Ce matin, la Meuse est hachurée de nuages. Une touche de gris, une touche de blanc et un peu de bleu autour d’un soleil laiteux qui fait se réfléchir les coques des bateaux de plaisance en hivernage.Dos à ma voiture, garée sur les quais, je m’assieds et ouvre Mon traître de Sorj Chalandon. Mon retour en Irlande commence à la première page. Je l’ai aimée à l’instant où j’ai posé le pied sur son sol, d’une démarche chaloupée par vingt-trois heures de ferry en provenance du Havre, avec un enfant de treize mois qui tentait de se libérer de mes mains pour marcher seule alors que la mer d’équinoxe me retournait l’estomac. C’est une époque où internet et airb&b, n’existaient pas. Nous voyagions sans réservation préalable. La première femme à ouvrir la porte de son logement, surprise par la lividité de mon visage, avait pris ma vie en mains et mon enfant dans ses bras.



Dés la première page, comme dans un roman de Simenon, je me retrouve dans l’atmosphère enfumée d’un pub, là où il y a quarante ans, nos hôtes nous expédiaient tous les soirs, se proposant de garder notre baby, petit loir bien sage. Des cafés où j’entrais avec ma jupe évasée de coton rose bonbon alors que tout était couleur terre, de la paroi des lambris enfumés, aux godillots des musiciens, des pulls de laine torsadée au tweed des vestes et des casquettes, de l’odeur des feux de tourbe à la couleur ambrée de la Smithwicks.



De nombreux touristes visitaient le pays. Ils étaient principalement Américains, descendants des millions d’immigrés irlandais qui suite à la Grande Famine du XIXe siècle, avaient quittés l’île. Le retour vers leurs racines était emprunt de la nostalgie d’un temps révolu qu’ils distinguaient sans peine dans les paysages bucoliques et les petits villages de cartes postales. Tout comme eux, nous étions accueillis en amis. Le soir, au pub, où se retrouvait la majorité des habitants, nous étions invités à danser et même chanter alors que les paroles de notre patrimoine nous faisaient défaut et que nos pieds gourds raclaient le plancher usé par tant de fantômes. Il y avait une histoire sous nos sabots, une histoire que nous respirions à chaque instant. Une histoire de lutte, de révolte, de soumission, de répression, de honte, de haine, de famine, de perte et de départ.

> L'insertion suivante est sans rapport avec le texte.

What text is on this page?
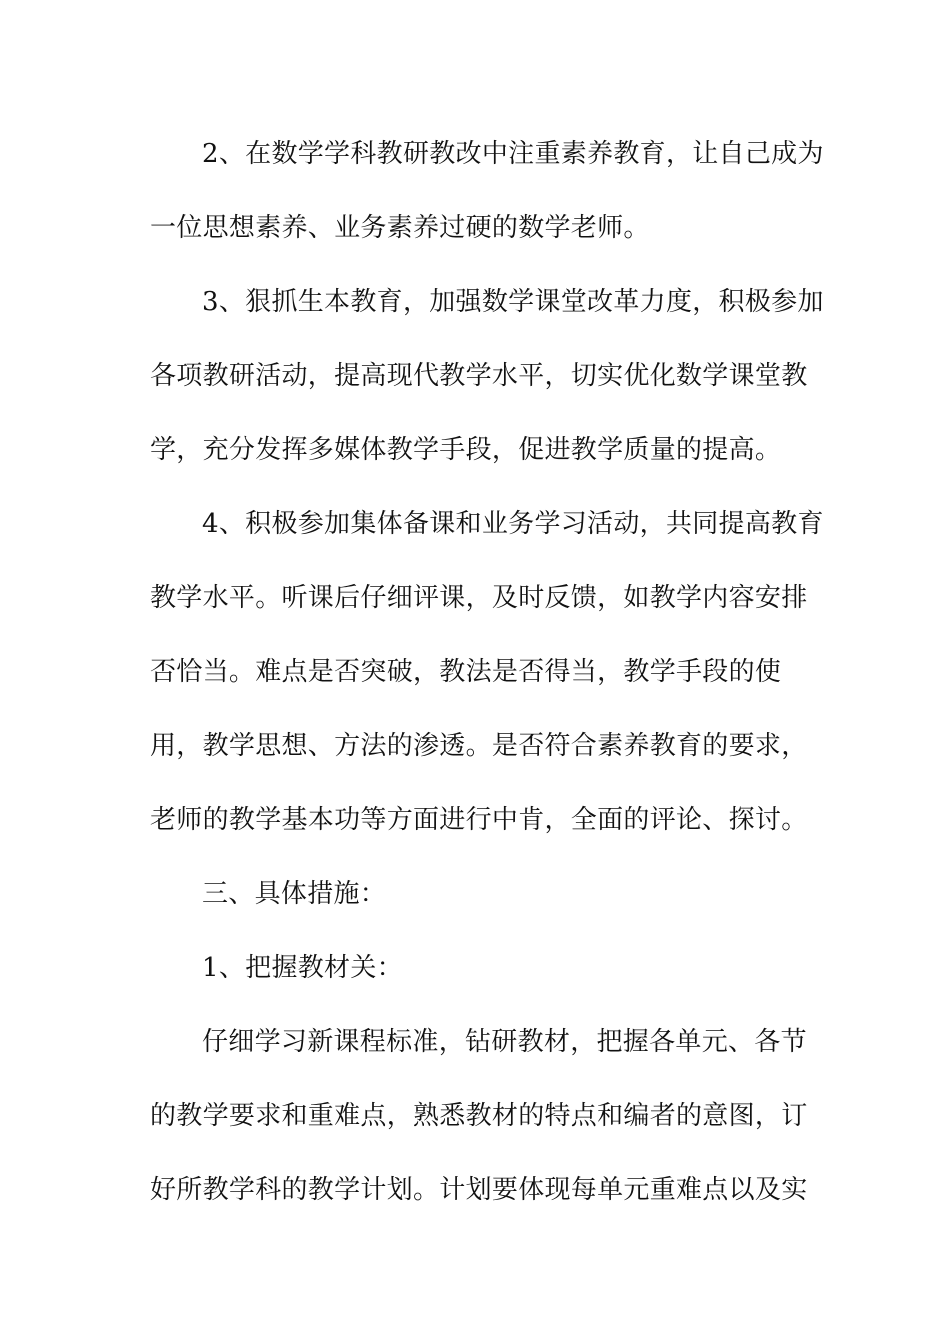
2、在数学学科教研教改中注重素养教育，让自己成为
一位思想素养、业务素养过硬的数学老师。
3、狠抓生本教育，加强数学课堂改革力度，积极参加
各项教研活动，提高现代教学水平，切实优化数学课堂教
学，充分发挥多媒体教学手段，促进教学质量的提高。
4、积极参加集体备课和业务学习活动，共同提高教育
教学水平。听课后仔细评课，及时反馈，如教学内容安排
否恰当。难点是否突破，教法是否得当，教学手段的使
用，教学思想、方法的渗透。是否符合素养教育的要求，
老师的教学基本功等方面进行中肯，全面的评论、探讨。
三、具体措施：
1、把握教材关：
仔细学习新课程标准，钻研教材，把握各单元、各节
的教学要求和重难点，熟悉教材的特点和编者的意图，订
好所教学科的教学计划。计划要体现每单元重难点以及实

Au début des années quatre-vingt, l’Irlande était encore un pays rural, sous l’emprise de la religion catholique. Le dimanche matin, toutes les paroisses déversaient leurs lots de familles nombreuses sur le parvis d’églises de pierres austères. J’avais le regard attiré par quelques roux pâlichons. L’appareil en bandoulière, je n’avais ni l’audace, ni l’idée de les prendre en photo. Mes yeux se régalaient de ce chromo, les encastrant sur ma rétine au point que ma mémoire s’en souvient encore. Nous avons souvent la tête farcie d’images d’Epinal, formatés que nous sommes par nos lectures, les publicités, les films et les stéréotypes. Á l’arrivée dans un pays étranger, c’est souvent le grand écart entre le travail de notre imagination et la réalité. Nous n’avons de cesse de chercher les clichés qui correspondent à l’album rangé dans notre cerveau.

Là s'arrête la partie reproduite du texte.